Would you consider yourself to be a humble person? Although we know that being humble is the right thing to do, it is difficult to put into practice. When I do well in a presentation at work, I want to let people know it went well. When your child wins the championship, you want to tell people about it. We even start the sentence with words like, "I don't want to sound like I'm bragging, but…"

Tattooed for Christ

A perfect example: I recently got a tattoo on my arm. (I won't go into the details, but it was a birthday present to myself.) I decided to get a Bible verse instead of just a design of some kind. My reason for doing this is so that if people see the tattoo and don't know what it means, they will ask me what the verse says, which may lead into further conversation. The verse I chose for my tattoo was Philippians 4:13, which is "I can do everything through him who gives me strength."

The irony here is this: I'm telling all my friends that the reason I got a tattoo that's "biblical" is so I can have the opportunity to share my faith. Is it possible, however, that I made this "great Christian decision" just so I can brag to people that I made that decision? Are you following me? I'd like to think that I did it for the right reason. But, did I?

I've heard it said before that the moment we realize we're being humble, we're not any more. So, I've now come to realize that we can't look at humility the way the world sees it. Instead, if we look at humility from a Godly perspective, it sounds something like this:

"Humility means understanding who God is and who we are in light of him."1

How does it feel to look at yourself from that point of view? When I first heard this definition of humility, it truly resonated with me. The apostle Peter gives great supporting content to this definition when he says:

But all of you, leaders and followers alike, are to be down to earth with each other, for God has had it with the proud, but takes delight in just plain people.

So be content with who you are, and don't put on airs. God's strong hand is on you; he'll promote you at the right time. Live carefree before God; he is most careful with you. (1 Peter 5:5-7, The Message) 2

Do you consider yourself "down to earth?" Would your friends describe you as "plain people?" Would your spouse say that you "put on airs" or that you live "carefree before God?" When we understand who God is and who we are in light of Him, it becomes more evident that we are nothing without Him! If we start to look at daily activities and situations from this perspective, it will change the way we think, act and speak.

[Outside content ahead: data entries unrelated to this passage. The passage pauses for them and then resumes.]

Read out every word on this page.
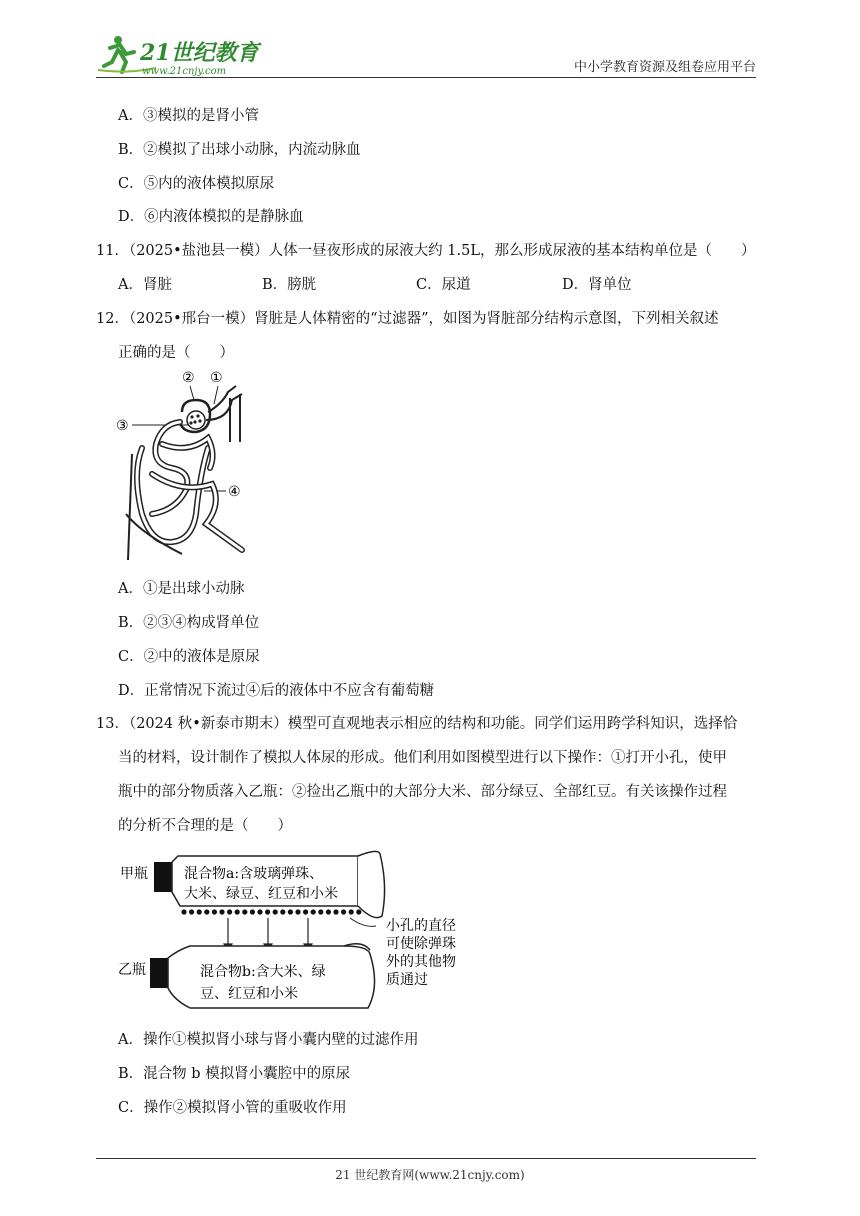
21世纪教育
www.21cnjy.com	中小学教育资源及组卷应用平台
A．③模拟的是肾小管
B．②模拟了出球小动脉，内流动脉血
C．⑤内的液体模拟原尿
D．⑥内液体模拟的是静脉血
11．（2025•盐池县一模）人体一昼夜形成的尿液大约 1.5L，那么形成尿液的基本结构单位是（　　）
A．肾脏	B．膀胱	C．尿道	D．肾单位
12．（2025•邢台一模）肾脏是人体精密的“过滤器”，如图为肾脏部分结构示意图，下列相关叙述
正确的是（　　）
② ①
③
④
A．①是出球小动脉
B．②③④构成肾单位
C．②中的液体是原尿
D．正常情况下流过④后的液体中不应含有葡萄糖
13．（2024 秋•新泰市期末）模型可直观地表示相应的结构和功能。同学们运用跨学科知识，选择恰
当的材料，设计制作了模拟人体尿的形成。他们利用如图模型进行以下操作：①打开小孔，使甲
瓶中的部分物质落入乙瓶：②捡出乙瓶中的大部分大米、部分绿豆、全部红豆。有关该操作过程
的分析不合理的是（　　）
甲瓶	混合物a:含玻璃弹珠、
大米、绿豆、红豆和小米
小孔的直径
可使除弹珠
外的其他物
质通过
乙瓶	混合物b:含大米、绿
豆、红豆和小米
A．操作①模拟肾小球与肾小囊内壁的过滤作用
B．混合物 b 模拟肾小囊腔中的原尿
C．操作②模拟肾小管的重吸收作用
21 世纪教育网(www.21cnjy.com)
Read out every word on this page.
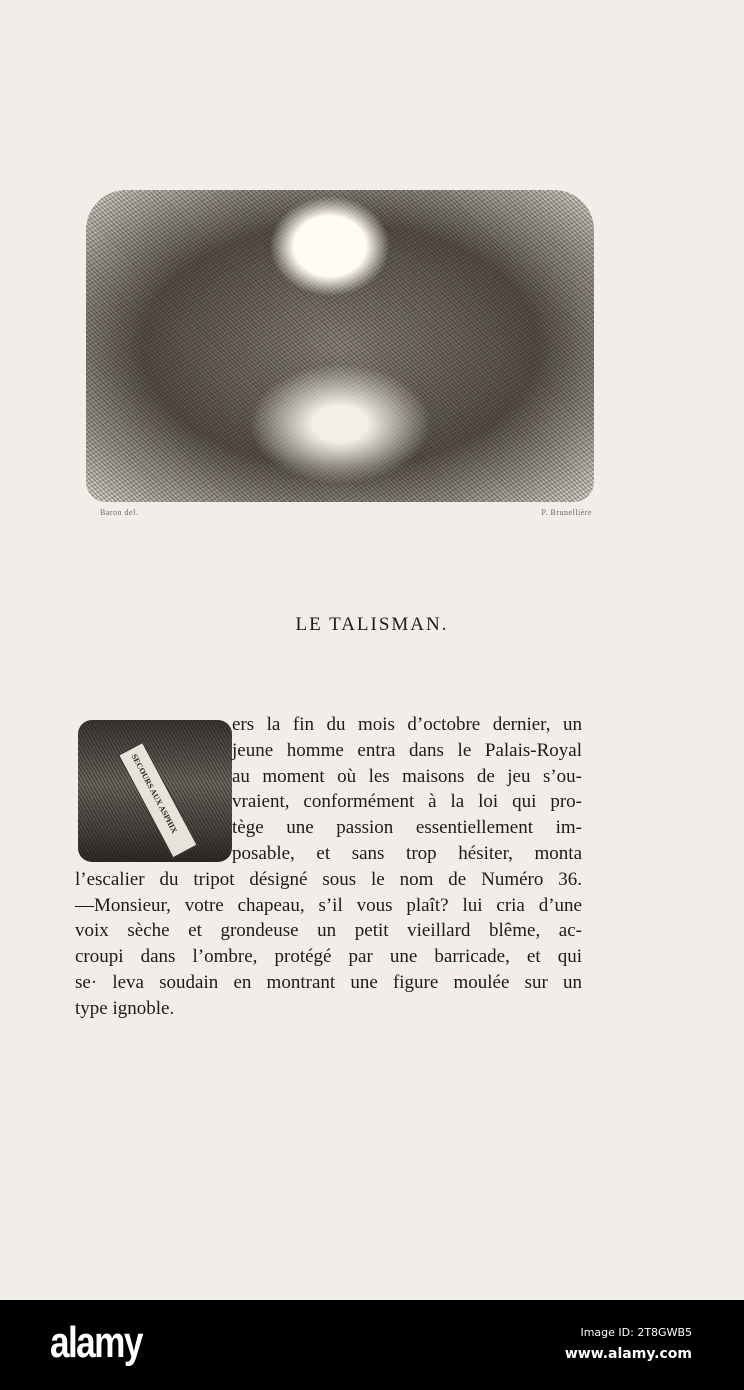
Baron del.	P. Brunellière
LE TALISMAN.
SECOURS AUX ASPHIX
ers la fin du mois d’octobre dernier, un
jeune homme entra dans le Palais-Royal
au moment où les maisons de jeu s’ou-
vraient, conformément à la loi qui pro-
tège une passion essentiellement im-
posable, et sans trop hésiter, monta
l’escalier du tripot désigné sous le nom de Numéro 36.
—Monsieur, votre chapeau, s’il vous plaît? lui cria d’une
voix sèche et grondeuse un petit vieillard blême, ac-
croupi dans l’ombre, protégé par une barricade, et qui
se· leva soudain en montrant une figure moulée sur un
type ignoble.
alamy	Image ID: 2T8GWB5
www.alamy.com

John Ortberg, in The Life You've Always Wanted, says, "Humility has to do with submitted willingness. It involves a healthy self-forgetfulness." In marriage, that is key! "Self-forgetfulness" is quite possibly the most valuable word in marriage. And, at the same time, it is indeed one of the most difficult to implement. But, when a marriage consists of a husband and wife whose ultimate goal is to do whatever it takes to please God and please the other person, that marriage will succeed.

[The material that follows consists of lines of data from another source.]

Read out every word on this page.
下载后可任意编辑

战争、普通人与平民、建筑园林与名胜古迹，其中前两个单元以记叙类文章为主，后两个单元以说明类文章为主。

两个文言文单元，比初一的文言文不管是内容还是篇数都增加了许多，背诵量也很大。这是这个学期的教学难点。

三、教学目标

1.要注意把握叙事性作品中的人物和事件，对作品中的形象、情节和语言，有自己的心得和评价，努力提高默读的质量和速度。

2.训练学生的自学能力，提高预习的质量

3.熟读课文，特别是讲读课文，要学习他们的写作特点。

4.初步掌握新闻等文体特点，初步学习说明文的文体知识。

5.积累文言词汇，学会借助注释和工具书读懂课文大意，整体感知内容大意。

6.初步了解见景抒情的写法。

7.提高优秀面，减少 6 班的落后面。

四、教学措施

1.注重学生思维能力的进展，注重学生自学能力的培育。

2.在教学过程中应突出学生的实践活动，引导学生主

Christ, who was the only one with every right to be arrogant and prideful, chose to humble Himself:

Your attitude should be the same as that of Christ Jesus: Who, being in very nature God, did not consider equality with God something to be grasped, but made himself nothing, taking the very nature of a servant, being made in human likeness. And being found in appearance as a man, he humbled himself and became obedient to death – even death on a cross! (Phil. 2:5-8, NIV)

Jesus Christ has set the perfect example for us to follow – in life and in marriage. Becoming more like Christ in your marriage will not happen overnight. It will take persistence. It will take perseverance. It will take flexibility. And, most of all, it will take love: a love that shows your spouse that you are more concerned with his or her needs and desires than your own; a love that serves without an attitude; a love that forgives unconditionally.

And in the end, that kind of love will have revealed a glimpse of Jesus to your spouse. They will have seen Jesus in you.

1Heim, Toben & Joanne. Community. Colorado Springs: Nav Press, 2001.
2Ortberg, John. The Life You've Always Wanted. Grand Rapids: Zondervan, 1997, 2002.